Now: There is a long history of tilling in amendments like compost and mushroom soil so that they become well-mixed with the native soil. And cover crops have to be tilled back into the soil to make use of the nutrients in their 'green manure' bio-mass. But compost and mushroom soil are pretty much the same as soil; and cover crops provide mostly nitrogen. But leaves are all carbon. And carbon ties up soil nitrogen and makes it unavailable to plants.
The only worse thing would be to till wood chips into the soil. Their large particle size means they would take years to break down. The much smaller particles of double-shredded leaves are going to be much easier to remediate. And yes, we can remediate this problem.
But not with cow manure! You have to assume that modern bagged manure is collected from factory farms, where the cows are heavily medicated and fed genetically engineered crops that were sprayed heavily with systemic herbicides. And because these herbicides are systemic—meaning that they're absorbed into the genetically engineered plants—the manure (and meat and milk) is going to contain herbicide residues. And although cow manure is nutritionally balanced, it's also kind of 'cold'; it doesn't contain a lot of any of the basic plant nutrients. And the nutrient needed here is nitrogen to balance out the carbon in all those leaves.
Years ago, the answer would have been composted horse manure. It's very nitrogen-rich. But many modern chemical herbicides are so persistent that they survive the composting process even if the animals the manure came from were just grazing on 'regular' sprayed fields. (You'll find lots of warnings about herbicide contamination in horse manure at State Extension websites.)

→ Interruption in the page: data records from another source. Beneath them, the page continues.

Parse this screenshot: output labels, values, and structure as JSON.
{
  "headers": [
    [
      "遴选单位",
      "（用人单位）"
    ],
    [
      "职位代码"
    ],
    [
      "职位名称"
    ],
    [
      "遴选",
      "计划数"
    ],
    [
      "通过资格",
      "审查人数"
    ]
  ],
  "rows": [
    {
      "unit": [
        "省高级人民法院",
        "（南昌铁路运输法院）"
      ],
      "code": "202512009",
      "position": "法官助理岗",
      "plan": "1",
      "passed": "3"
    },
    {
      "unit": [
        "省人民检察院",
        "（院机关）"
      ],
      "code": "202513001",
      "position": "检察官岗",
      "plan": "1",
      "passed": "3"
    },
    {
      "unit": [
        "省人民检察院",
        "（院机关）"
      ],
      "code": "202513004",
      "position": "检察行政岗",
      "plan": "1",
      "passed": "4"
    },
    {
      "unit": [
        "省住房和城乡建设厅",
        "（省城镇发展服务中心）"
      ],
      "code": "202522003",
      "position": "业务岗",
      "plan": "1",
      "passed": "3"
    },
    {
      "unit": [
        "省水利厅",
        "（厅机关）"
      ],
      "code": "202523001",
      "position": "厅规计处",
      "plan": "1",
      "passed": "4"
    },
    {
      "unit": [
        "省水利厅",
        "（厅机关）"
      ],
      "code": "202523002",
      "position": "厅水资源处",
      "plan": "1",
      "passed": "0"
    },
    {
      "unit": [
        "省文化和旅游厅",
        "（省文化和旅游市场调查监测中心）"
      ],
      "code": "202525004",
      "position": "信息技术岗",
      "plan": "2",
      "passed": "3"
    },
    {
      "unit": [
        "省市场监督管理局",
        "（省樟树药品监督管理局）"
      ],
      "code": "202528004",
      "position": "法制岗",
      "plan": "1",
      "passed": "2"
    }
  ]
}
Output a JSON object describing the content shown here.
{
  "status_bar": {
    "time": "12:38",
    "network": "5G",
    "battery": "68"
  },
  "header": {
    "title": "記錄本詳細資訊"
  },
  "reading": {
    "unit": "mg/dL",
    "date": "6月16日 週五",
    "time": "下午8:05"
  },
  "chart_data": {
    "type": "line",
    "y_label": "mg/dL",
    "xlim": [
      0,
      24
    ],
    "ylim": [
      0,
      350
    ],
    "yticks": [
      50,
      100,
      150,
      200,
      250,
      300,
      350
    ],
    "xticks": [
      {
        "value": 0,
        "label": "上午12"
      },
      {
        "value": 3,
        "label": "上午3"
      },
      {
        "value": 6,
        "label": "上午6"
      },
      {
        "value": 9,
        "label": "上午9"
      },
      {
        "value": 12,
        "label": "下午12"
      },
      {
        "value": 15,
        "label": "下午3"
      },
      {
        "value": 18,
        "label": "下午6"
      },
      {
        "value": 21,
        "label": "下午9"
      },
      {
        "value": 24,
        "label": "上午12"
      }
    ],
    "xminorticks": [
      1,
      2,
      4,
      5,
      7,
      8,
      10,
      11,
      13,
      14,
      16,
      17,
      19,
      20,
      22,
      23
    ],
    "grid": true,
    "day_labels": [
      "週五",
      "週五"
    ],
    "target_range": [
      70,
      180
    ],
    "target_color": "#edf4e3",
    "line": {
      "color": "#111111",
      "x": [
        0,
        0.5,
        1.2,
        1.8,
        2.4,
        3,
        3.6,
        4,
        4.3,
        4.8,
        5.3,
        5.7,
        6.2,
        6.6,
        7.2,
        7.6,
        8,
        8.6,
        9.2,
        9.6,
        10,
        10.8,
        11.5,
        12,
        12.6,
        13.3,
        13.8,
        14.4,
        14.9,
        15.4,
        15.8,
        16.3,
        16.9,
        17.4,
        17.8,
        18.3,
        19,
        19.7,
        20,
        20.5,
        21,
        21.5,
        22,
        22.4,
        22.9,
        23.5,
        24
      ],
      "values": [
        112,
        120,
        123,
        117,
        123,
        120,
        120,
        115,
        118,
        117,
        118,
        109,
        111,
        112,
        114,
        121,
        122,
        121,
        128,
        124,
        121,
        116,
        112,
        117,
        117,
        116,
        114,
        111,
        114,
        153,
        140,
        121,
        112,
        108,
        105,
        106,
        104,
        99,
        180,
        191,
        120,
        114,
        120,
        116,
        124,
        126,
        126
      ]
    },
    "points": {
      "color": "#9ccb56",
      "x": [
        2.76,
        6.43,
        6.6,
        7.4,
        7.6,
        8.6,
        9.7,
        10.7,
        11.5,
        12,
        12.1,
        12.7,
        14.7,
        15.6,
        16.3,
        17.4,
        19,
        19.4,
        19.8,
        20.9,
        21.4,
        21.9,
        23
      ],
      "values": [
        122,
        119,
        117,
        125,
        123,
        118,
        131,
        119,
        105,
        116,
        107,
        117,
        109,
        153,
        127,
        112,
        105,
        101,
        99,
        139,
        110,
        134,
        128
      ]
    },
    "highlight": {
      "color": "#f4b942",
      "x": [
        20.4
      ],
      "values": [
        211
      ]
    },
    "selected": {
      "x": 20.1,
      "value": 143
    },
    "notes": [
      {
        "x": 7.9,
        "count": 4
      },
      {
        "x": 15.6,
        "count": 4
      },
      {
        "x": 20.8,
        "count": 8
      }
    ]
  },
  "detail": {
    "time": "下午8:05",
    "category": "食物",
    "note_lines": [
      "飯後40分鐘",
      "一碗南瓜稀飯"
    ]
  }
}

So I'm going out for coffee instead. Used coffee grounds are widely available, and high in nitrogen. Yes, they're also acidic, but so is the peat moss he used—which was also a bad idea. Peat moss is great for acid-loving plants like blueberries, azaleas and rhododendrons, but not for vegetable beds. So Henry already needs to mix some wood ash or lime into his beds to neutralize that acidity, and with the coffee grounds he's just going to need to use a little more.
And I'm afraid these new amendments will have to be tilled in. Because the peat and leaves were tilled in, any balancing amendments will need to be tilled in as well. So my advice is to collect grounds from local coffee shops, mix some wood ash or lime in with them and till it all into the soil. And since we're already tilling, yes—add some perlite or vermiculite in there as you go; these natural minerals are great at loosening up heavy soils and making it easier for plants to get air around their roots.
Now: how much of each thing?
You really can't use too much perlite or vermiculite; they don't change the soil pH or its nutrient balance; and the volume of coffee grounds and wood ash is going to depend on the initial amount of leaves and peat moss he used. This is where you have to use your best instincts, let it all settle out and then test the soil to see where you are with the pH. You can test it this fall to get a basic idea, but you'll get a more accurate reading in the Spring, after things have settled in together. (And of course, your first year crops will tell the ultimate tale!)
And in the future, only add amendments to the surface of your beds: An inch or two of compost a season to keep the soil fertile and an inch or two of shredded leaves to keep down weeds and attract earthworms.